A l’époque contemporaine, l’homme n’est plus extérieur à la nature, il en fait partie. Il devient membre actif d’une nature, à laquelle il peut faire du bien, s’il en fait bon usage. A présent, il est prouvé que la diversité biologique locale repose en grande partie sur les pratiques culturales, et culturelles des populations et des sociétés paysannes qui l’ont préservé ou contribué à la développer.
La notion de développement durable peut servir de règle de bon usage de la diversité biologique, conciliant le libre accès à celle-ci et le maintien sur place de population dont les compétences recevraient leur rémunération associant la justice au respect de la valeur intrinsèque d’un élément naturel.

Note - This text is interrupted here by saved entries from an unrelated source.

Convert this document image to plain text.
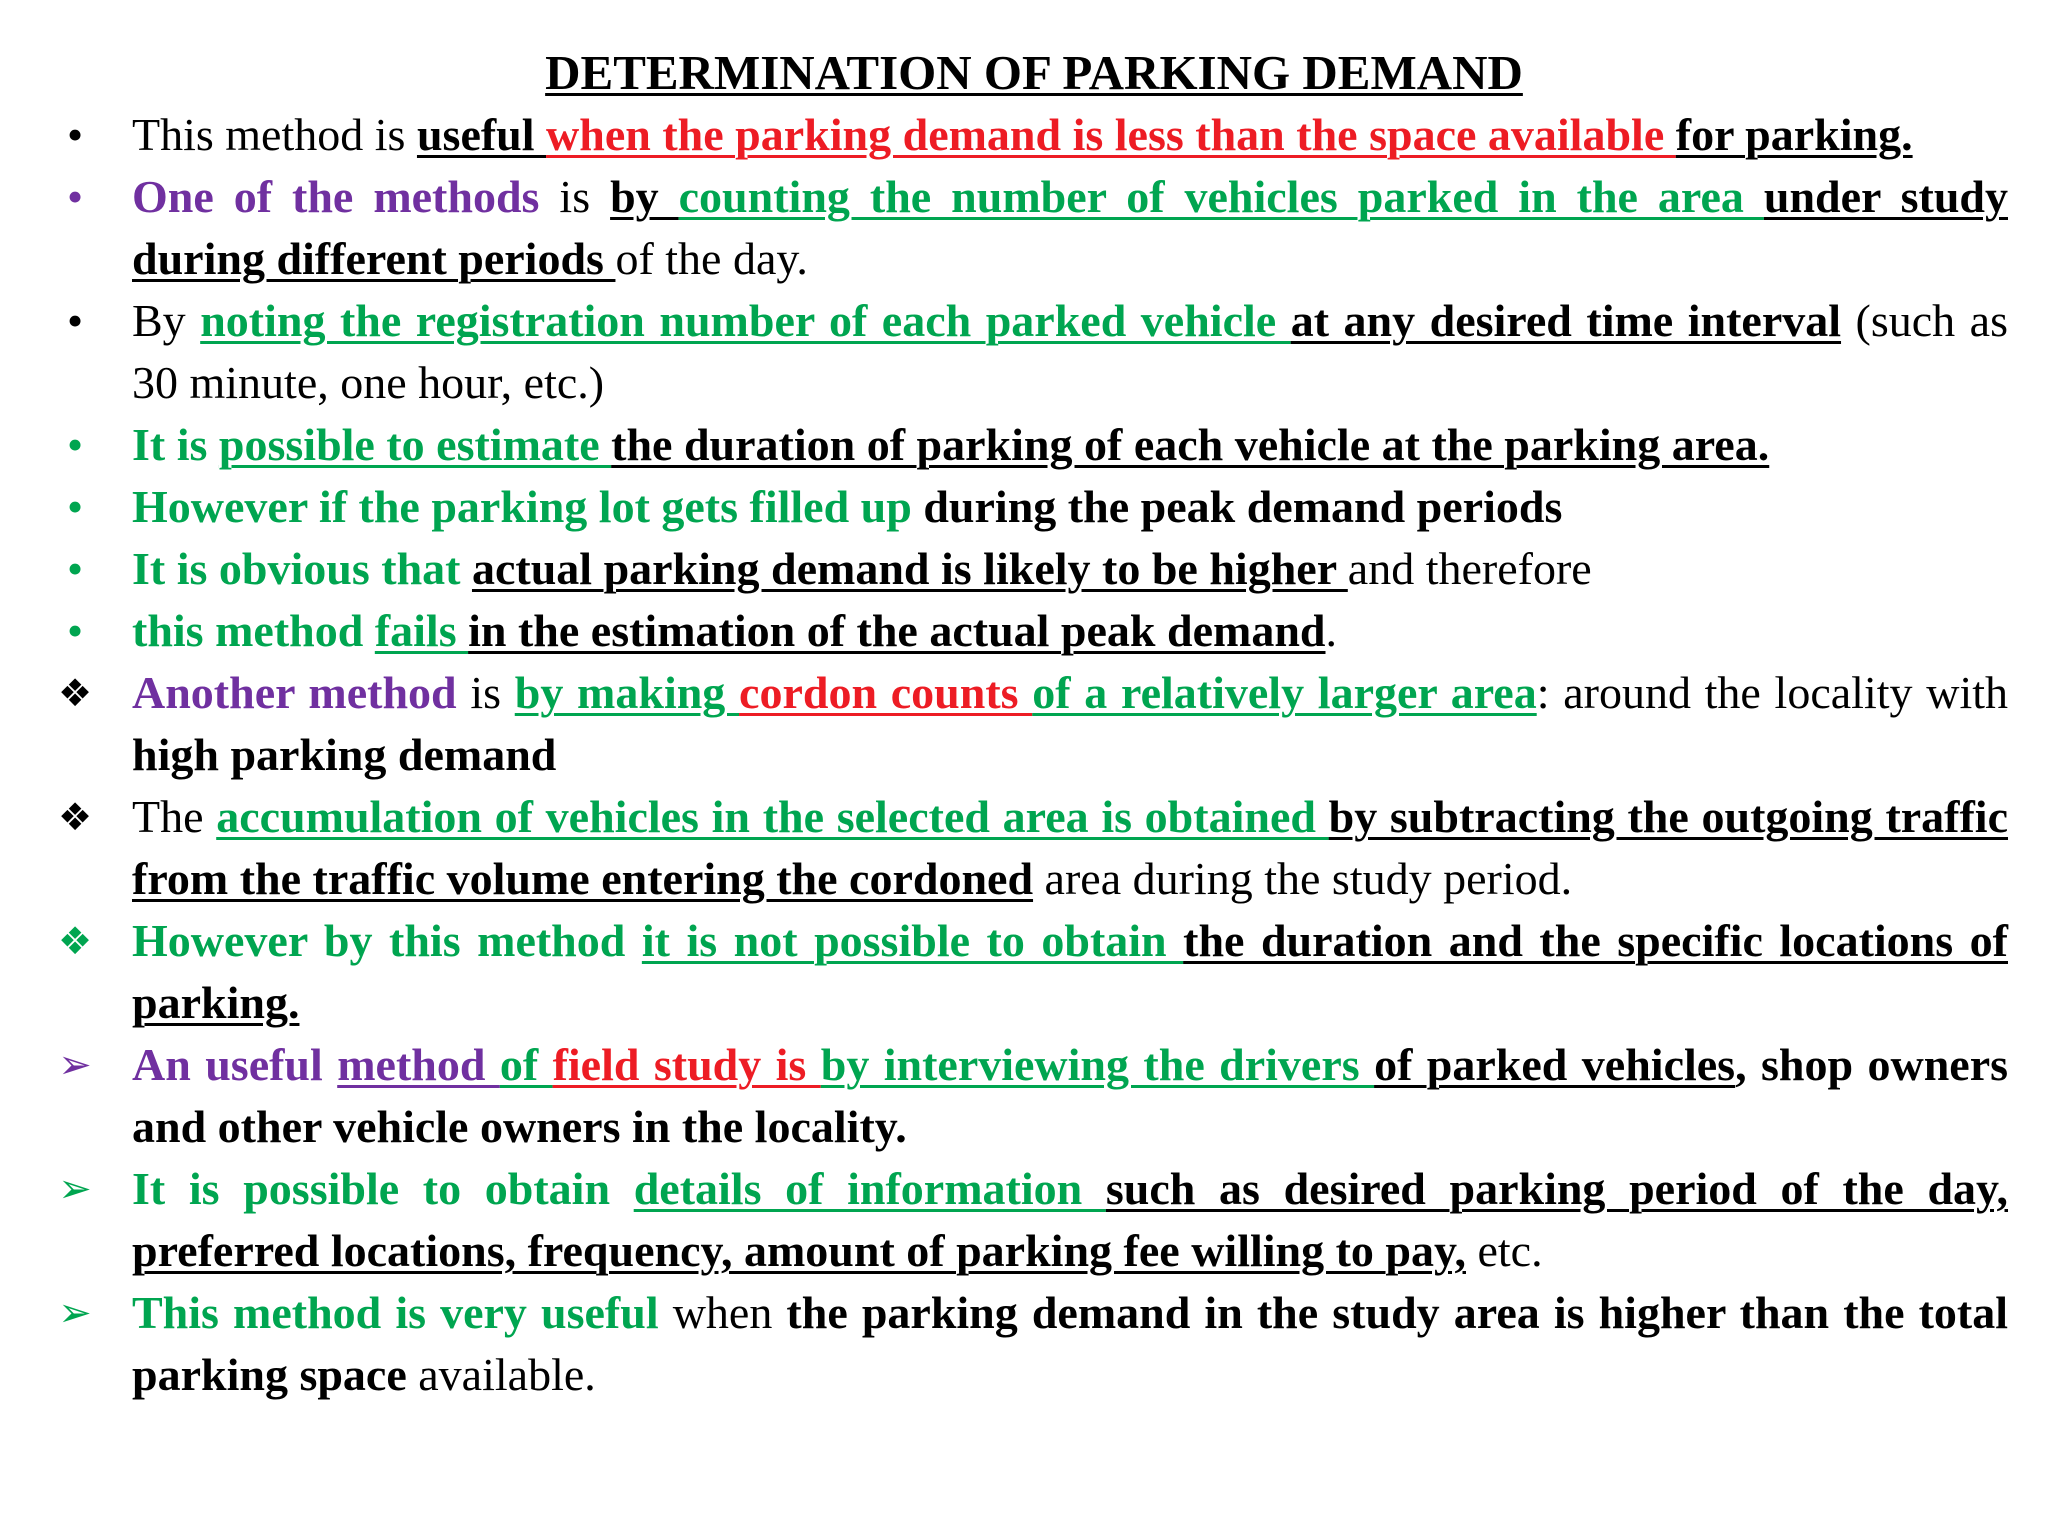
DETERMINATION OF PARKING DEMAND
•	This method is useful when the parking demand is less than the space available for parking.
•	One of the methods is by counting the number of vehicles parked in the area under study during different periods of the day.
•	By noting the registration number of each parked vehicle at any desired time interval (such as 30 minute, one hour, etc.)
•	It is possible to estimate the duration of parking of each vehicle at the parking area.
•	However if the parking lot gets filled up during the peak demand periods
•	It is obvious that actual parking demand is likely to be higher and therefore
•	this method fails in the estimation of the actual peak demand.
❖ Another method is by making cordon counts of a relatively larger area: around the locality with high parking demand
❖ The accumulation of vehicles in the selected area is obtained by subtracting the outgoing traffic from the traffic volume entering the cordoned area during the study period.
❖ However by this method it is not possible to obtain the duration and the specific locations of parking.
➢ An useful method of field study is by interviewing the drivers of parked vehicles, shop owners and other vehicle owners in the locality.
➢ It is possible to obtain details of information such as desired parking period of the day, preferred locations, frequency, amount of parking fee willing to pay, etc.
➢ This method is very useful when the parking demand in the study area is higher than the total parking space available.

Grace à se vision éco-centrée, l’ouvrage “ Du bon usage de la nature” invite au débat concernant l’action de l’homme sur une nature dont il fait partie. Il permet de s’interroger sur les règles du bon usage qui doivent permettre de conserver la biodiversité avec des pratiques en équilibre avec le fonctionnement des écosystèmes, plus ou moins anthropisées en agrosystèmes. Son épistémologie de l’environnement depuis l’antiquité est très précise et les réferences bibliographiques sont trés nombreuses, invitant à s’interresser à d’autres auteurs emblématiques ayant marqués l’évolution du concept de nature et de la politique de protection de la nature, comme Aldo Leopold. Je pense que cet ouvrage permet d’apaiser les esprits et de sortir du discours alarmiste d’un homme destructeur et trés nocif pour l’environnement. Certes aujourd’hui, il est prouvé que certaines des activités humaines sont très dangereuses pour la vie ,au niveau global comme au niveau local, mais il ne faut pas omettre dans toutes recherches concernant le paysage et la biologie, que l’homme peut etre un facteur de diversité biologique et favoriser sa création et son maintien.